Debit: Notify bank of fraud. Probably sign a sheet of paper as above (never had my debit card / number stolen, because I DON’T USE IT), wait for the bank to put the money back into your account.

Now, it’s one thing if your debit card and checking account only had a small portion of your money on/in them. However, if you had a lot in there, you could be without a big, important chunk of your money for a long time, assuming you ever get it back. This happened to a friend of mine in grad school, and it took her I think 1-2 months to get her money back. Thousands of dollars. Just don’t do it.

If you really, really can’t trust yourself to use a regular credit card with restraint and pay it in full every month, get a secured credit card (where you load money onto the card and then spend it), or if you must use a debit card, make sure it’s well segregated from the bulk of your money. Keep it in a different bank from your savings. In fact, you should probably have another checking account as well, just open a checking account specifically for the use of that debit card.

Please stop using debit cards. The banks love them because they get merchant fees. They love them so much that most banks now charge you extra for a plain old ATM card instead of a debit card. But don’t fall for it. Use cash, use credit cards, us prepaid or secured cards, or segregate your debit card in its own bank. But don’t just go using your debit card attached to your main bank account.

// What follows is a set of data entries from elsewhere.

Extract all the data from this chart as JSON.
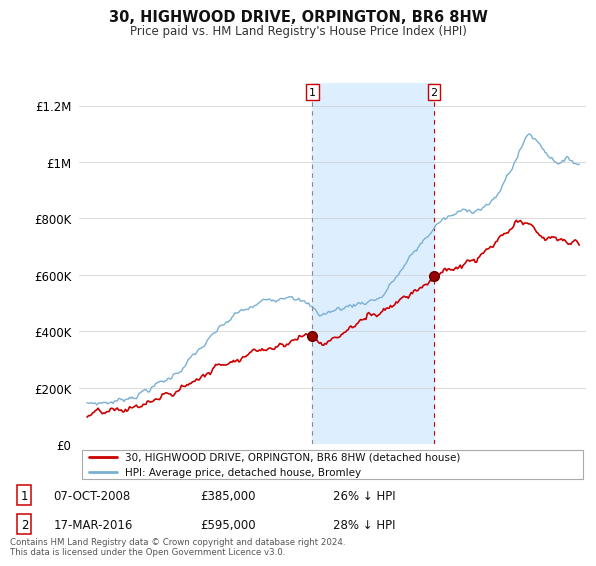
{
  "title": "30, HIGHWOOD DRIVE, ORPINGTON, BR6 8HW",
  "subtitle": "Price paid vs. HM Land Registry's House Price Index (HPI)",
  "ylabel_ticks": [
    "£0",
    "£200K",
    "£400K",
    "£600K",
    "£800K",
    "£1M",
    "£1.2M"
  ],
  "ytick_values": [
    0,
    200000,
    400000,
    600000,
    800000,
    1000000,
    1200000
  ],
  "ylim": [
    0,
    1280000
  ],
  "xlim_start": 1994.5,
  "xlim_end": 2025.5,
  "sale1_x": 2008.77,
  "sale1_y": 385000,
  "sale2_x": 2016.21,
  "sale2_y": 595000,
  "sale1_date": "07-OCT-2008",
  "sale1_price": "£385,000",
  "sale1_hpi": "26% ↓ HPI",
  "sale2_date": "17-MAR-2016",
  "sale2_price": "£595,000",
  "sale2_hpi": "28% ↓ HPI",
  "legend_line1": "30, HIGHWOOD DRIVE, ORPINGTON, BR6 8HW (detached house)",
  "legend_line2": "HPI: Average price, detached house, Bromley",
  "footnote": "Contains HM Land Registry data © Crown copyright and database right 2024.\nThis data is licensed under the Open Government Licence v3.0.",
  "line_color_red": "#cc0000",
  "line_color_blue": "#7ab0d4",
  "shade_color": "#ddeeff",
  "vline1_color": "#888888",
  "vline2_color": "#cc0000"
}
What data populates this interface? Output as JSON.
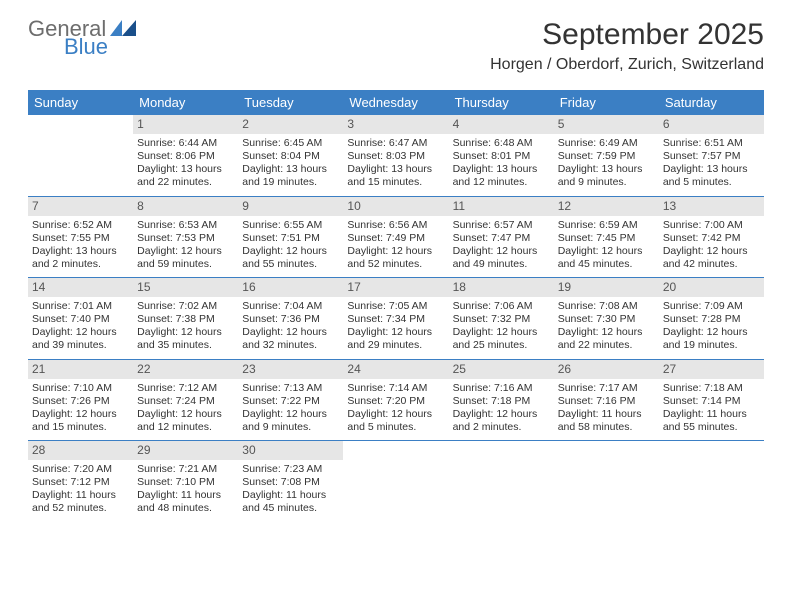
{
  "brand": {
    "name_top": "General",
    "name_bottom": "Blue",
    "top_color": "#6d6d6d",
    "bottom_color": "#3b7fc4"
  },
  "title": "September 2025",
  "location": "Horgen / Oberdorf, Zurich, Switzerland",
  "colors": {
    "header_bg": "#3b7fc4",
    "daynum_bg": "#e6e6e6",
    "text": "#333333",
    "border": "#3b7fc4",
    "bg": "#ffffff"
  },
  "typography": {
    "title_size": 30,
    "location_size": 16,
    "dayheader_size": 13,
    "body_size": 10.5
  },
  "day_headers": [
    "Sunday",
    "Monday",
    "Tuesday",
    "Wednesday",
    "Thursday",
    "Friday",
    "Saturday"
  ],
  "weeks": [
    [
      {
        "empty": true
      },
      {
        "num": "1",
        "sunrise": "Sunrise: 6:44 AM",
        "sunset": "Sunset: 8:06 PM",
        "day1": "Daylight: 13 hours",
        "day2": "and 22 minutes."
      },
      {
        "num": "2",
        "sunrise": "Sunrise: 6:45 AM",
        "sunset": "Sunset: 8:04 PM",
        "day1": "Daylight: 13 hours",
        "day2": "and 19 minutes."
      },
      {
        "num": "3",
        "sunrise": "Sunrise: 6:47 AM",
        "sunset": "Sunset: 8:03 PM",
        "day1": "Daylight: 13 hours",
        "day2": "and 15 minutes."
      },
      {
        "num": "4",
        "sunrise": "Sunrise: 6:48 AM",
        "sunset": "Sunset: 8:01 PM",
        "day1": "Daylight: 13 hours",
        "day2": "and 12 minutes."
      },
      {
        "num": "5",
        "sunrise": "Sunrise: 6:49 AM",
        "sunset": "Sunset: 7:59 PM",
        "day1": "Daylight: 13 hours",
        "day2": "and 9 minutes."
      },
      {
        "num": "6",
        "sunrise": "Sunrise: 6:51 AM",
        "sunset": "Sunset: 7:57 PM",
        "day1": "Daylight: 13 hours",
        "day2": "and 5 minutes."
      }
    ],
    [
      {
        "num": "7",
        "sunrise": "Sunrise: 6:52 AM",
        "sunset": "Sunset: 7:55 PM",
        "day1": "Daylight: 13 hours",
        "day2": "and 2 minutes."
      },
      {
        "num": "8",
        "sunrise": "Sunrise: 6:53 AM",
        "sunset": "Sunset: 7:53 PM",
        "day1": "Daylight: 12 hours",
        "day2": "and 59 minutes."
      },
      {
        "num": "9",
        "sunrise": "Sunrise: 6:55 AM",
        "sunset": "Sunset: 7:51 PM",
        "day1": "Daylight: 12 hours",
        "day2": "and 55 minutes."
      },
      {
        "num": "10",
        "sunrise": "Sunrise: 6:56 AM",
        "sunset": "Sunset: 7:49 PM",
        "day1": "Daylight: 12 hours",
        "day2": "and 52 minutes."
      },
      {
        "num": "11",
        "sunrise": "Sunrise: 6:57 AM",
        "sunset": "Sunset: 7:47 PM",
        "day1": "Daylight: 12 hours",
        "day2": "and 49 minutes."
      },
      {
        "num": "12",
        "sunrise": "Sunrise: 6:59 AM",
        "sunset": "Sunset: 7:45 PM",
        "day1": "Daylight: 12 hours",
        "day2": "and 45 minutes."
      },
      {
        "num": "13",
        "sunrise": "Sunrise: 7:00 AM",
        "sunset": "Sunset: 7:42 PM",
        "day1": "Daylight: 12 hours",
        "day2": "and 42 minutes."
      }
    ],
    [
      {
        "num": "14",
        "sunrise": "Sunrise: 7:01 AM",
        "sunset": "Sunset: 7:40 PM",
        "day1": "Daylight: 12 hours",
        "day2": "and 39 minutes."
      },
      {
        "num": "15",
        "sunrise": "Sunrise: 7:02 AM",
        "sunset": "Sunset: 7:38 PM",
        "day1": "Daylight: 12 hours",
        "day2": "and 35 minutes."
      },
      {
        "num": "16",
        "sunrise": "Sunrise: 7:04 AM",
        "sunset": "Sunset: 7:36 PM",
        "day1": "Daylight: 12 hours",
        "day2": "and 32 minutes."
      },
      {
        "num": "17",
        "sunrise": "Sunrise: 7:05 AM",
        "sunset": "Sunset: 7:34 PM",
        "day1": "Daylight: 12 hours",
        "day2": "and 29 minutes."
      },
      {
        "num": "18",
        "sunrise": "Sunrise: 7:06 AM",
        "sunset": "Sunset: 7:32 PM",
        "day1": "Daylight: 12 hours",
        "day2": "and 25 minutes."
      },
      {
        "num": "19",
        "sunrise": "Sunrise: 7:08 AM",
        "sunset": "Sunset: 7:30 PM",
        "day1": "Daylight: 12 hours",
        "day2": "and 22 minutes."
      },
      {
        "num": "20",
        "sunrise": "Sunrise: 7:09 AM",
        "sunset": "Sunset: 7:28 PM",
        "day1": "Daylight: 12 hours",
        "day2": "and 19 minutes."
      }
    ],
    [
      {
        "num": "21",
        "sunrise": "Sunrise: 7:10 AM",
        "sunset": "Sunset: 7:26 PM",
        "day1": "Daylight: 12 hours",
        "day2": "and 15 minutes."
      },
      {
        "num": "22",
        "sunrise": "Sunrise: 7:12 AM",
        "sunset": "Sunset: 7:24 PM",
        "day1": "Daylight: 12 hours",
        "day2": "and 12 minutes."
      },
      {
        "num": "23",
        "sunrise": "Sunrise: 7:13 AM",
        "sunset": "Sunset: 7:22 PM",
        "day1": "Daylight: 12 hours",
        "day2": "and 9 minutes."
      },
      {
        "num": "24",
        "sunrise": "Sunrise: 7:14 AM",
        "sunset": "Sunset: 7:20 PM",
        "day1": "Daylight: 12 hours",
        "day2": "and 5 minutes."
      },
      {
        "num": "25",
        "sunrise": "Sunrise: 7:16 AM",
        "sunset": "Sunset: 7:18 PM",
        "day1": "Daylight: 12 hours",
        "day2": "and 2 minutes."
      },
      {
        "num": "26",
        "sunrise": "Sunrise: 7:17 AM",
        "sunset": "Sunset: 7:16 PM",
        "day1": "Daylight: 11 hours",
        "day2": "and 58 minutes."
      },
      {
        "num": "27",
        "sunrise": "Sunrise: 7:18 AM",
        "sunset": "Sunset: 7:14 PM",
        "day1": "Daylight: 11 hours",
        "day2": "and 55 minutes."
      }
    ],
    [
      {
        "num": "28",
        "sunrise": "Sunrise: 7:20 AM",
        "sunset": "Sunset: 7:12 PM",
        "day1": "Daylight: 11 hours",
        "day2": "and 52 minutes."
      },
      {
        "num": "29",
        "sunrise": "Sunrise: 7:21 AM",
        "sunset": "Sunset: 7:10 PM",
        "day1": "Daylight: 11 hours",
        "day2": "and 48 minutes."
      },
      {
        "num": "30",
        "sunrise": "Sunrise: 7:23 AM",
        "sunset": "Sunset: 7:08 PM",
        "day1": "Daylight: 11 hours",
        "day2": "and 45 minutes."
      },
      {
        "empty": true
      },
      {
        "empty": true
      },
      {
        "empty": true
      },
      {
        "empty": true
      }
    ]
  ]
}
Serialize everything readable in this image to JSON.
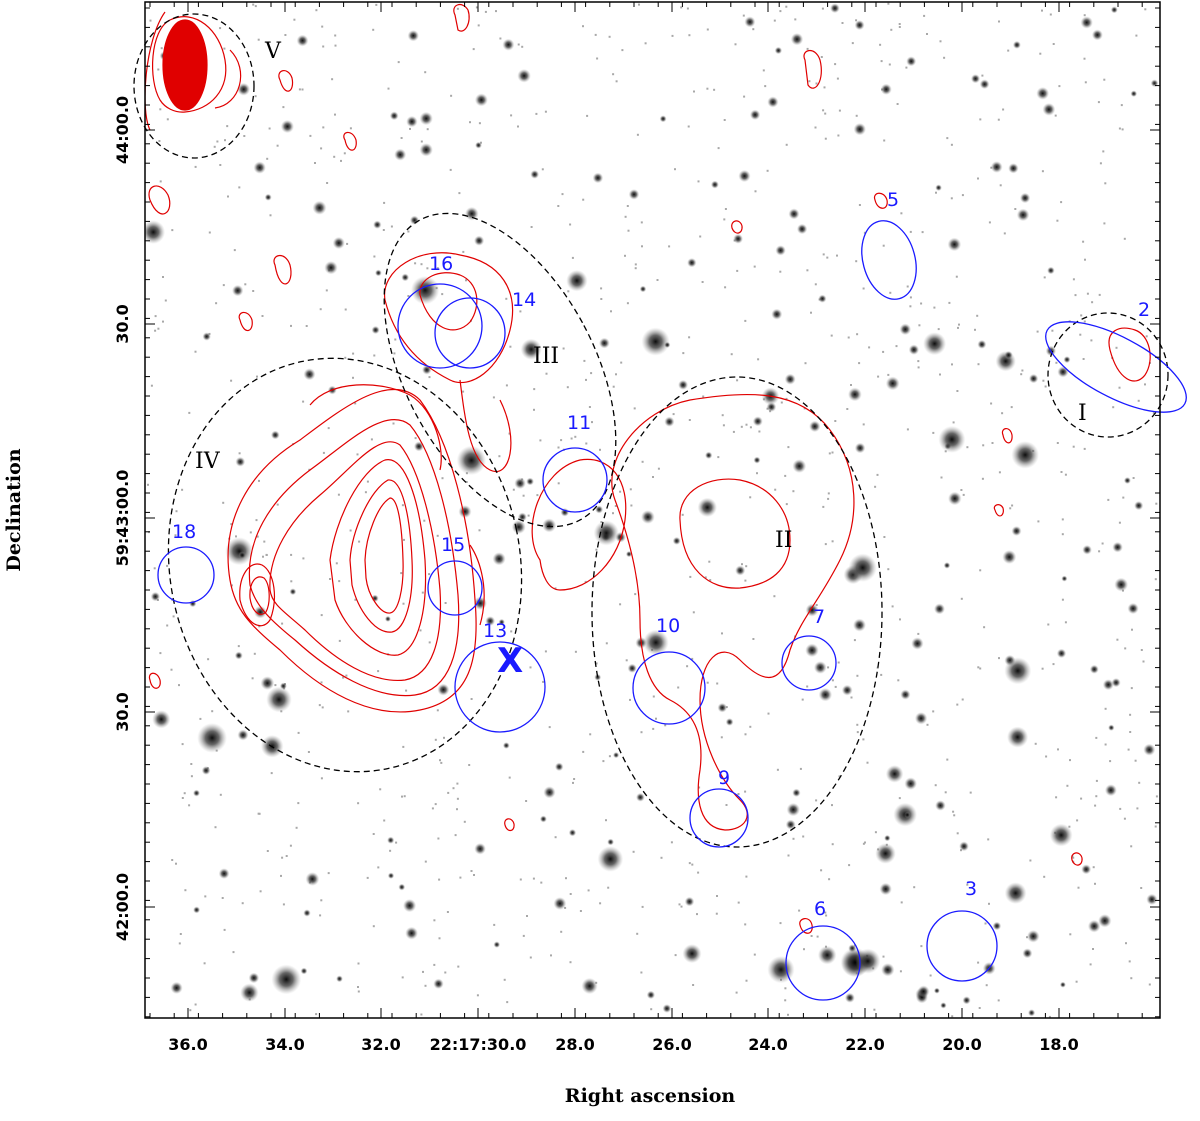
{
  "axes": {
    "xlabel": "Right ascension",
    "ylabel": "Declination",
    "x_ticks": [
      "36.0",
      "34.0",
      "32.0",
      "22:17:30.0",
      "28.0",
      "26.0",
      "24.0",
      "22.0",
      "20.0",
      "18.0"
    ],
    "y_ticks": [
      "44:00.0",
      "30.0",
      "59:43:00.0",
      "30.0",
      "42:00.0"
    ]
  },
  "colors": {
    "source_circle": "#1a1aff",
    "contour": "#e00000",
    "region_ellipse": "#000000",
    "background": "#ffffff"
  },
  "sources": [
    {
      "id": "2"
    },
    {
      "id": "3"
    },
    {
      "id": "5"
    },
    {
      "id": "6"
    },
    {
      "id": "7"
    },
    {
      "id": "9"
    },
    {
      "id": "10"
    },
    {
      "id": "11"
    },
    {
      "id": "13"
    },
    {
      "id": "14"
    },
    {
      "id": "15"
    },
    {
      "id": "16"
    },
    {
      "id": "18"
    }
  ],
  "regions": [
    {
      "label": "I"
    },
    {
      "label": "II"
    },
    {
      "label": "III"
    },
    {
      "label": "IV"
    },
    {
      "label": "V"
    }
  ],
  "marker": {
    "label": "X"
  }
}
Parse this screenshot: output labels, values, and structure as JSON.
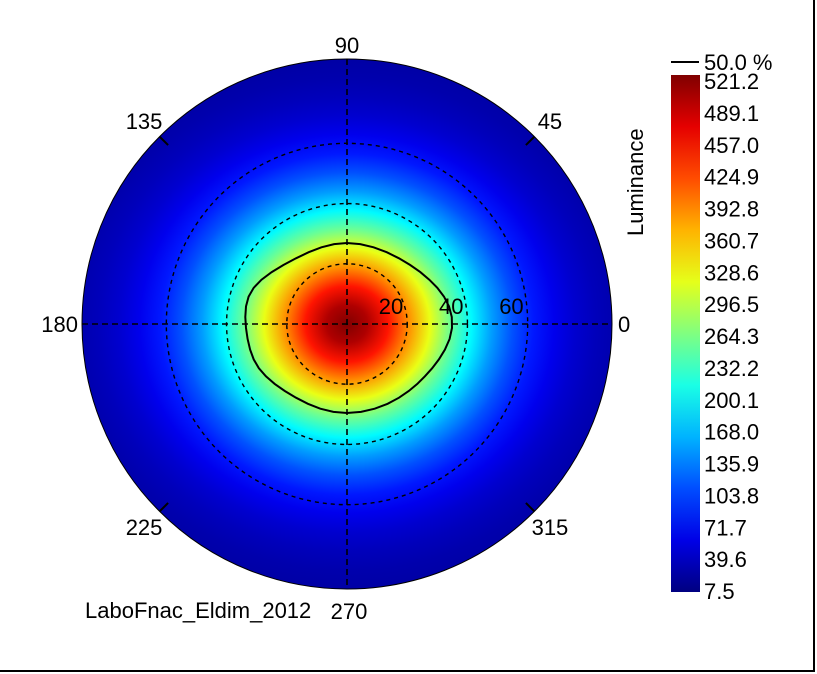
{
  "chart_data": {
    "type": "heatmap",
    "projection": "polar",
    "colorbar_label": "Luminance",
    "colorbar_ticks": [
      "521.2",
      "489.1",
      "457.0",
      "424.9",
      "392.8",
      "360.7",
      "328.6",
      "296.5",
      "264.3",
      "232.2",
      "200.1",
      "168.0",
      "135.9",
      "103.8",
      "71.7",
      "39.6",
      "7.5"
    ],
    "value_range": [
      7.5,
      521.2
    ],
    "colormap": "jet",
    "contour_legend": "50.0 %",
    "contour_level": 260.6,
    "center_value": 521.2,
    "edge_value": 20,
    "angle_labels": [
      {
        "angle": 90,
        "text": "90"
      },
      {
        "angle": 45,
        "text": "45"
      },
      {
        "angle": 135,
        "text": "135"
      },
      {
        "angle": 180,
        "text": "180"
      },
      {
        "angle": 0,
        "text": "0"
      },
      {
        "angle": 225,
        "text": "225"
      },
      {
        "angle": 315,
        "text": "315"
      },
      {
        "angle": 270,
        "text": "270"
      }
    ],
    "radial_rings": [
      20,
      40,
      60
    ],
    "radial_labels": [
      "20",
      "40",
      "60"
    ],
    "radial_max": 88,
    "grid": true,
    "caption": "LaboFnac_Eldim_2012"
  }
}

The book also decries the use of credit cards as an emergency buffer. An ’emergency’ credit card with a $20+k limit and a negotiated low interest rate in addition to your emergency savings fund could be a huge lifesaver in a major, expensive emergency, and help you build credit to get lower interest rates on, say, a mortgage. Really that’s another topic entirely, though.

End rant.

EDIT: Key point – most people think of credit cards as reasonably secure. In practice, not really. Thousands of credit (and debit!) card numbers are stolen every day, if not every hour. The whole system (at least the way the USA does it and the way most merchants seem to run their security) is full of holes like swiss cheese. Would you rather go putting your debit card number (linked to your checking account) out there, or your credit card number?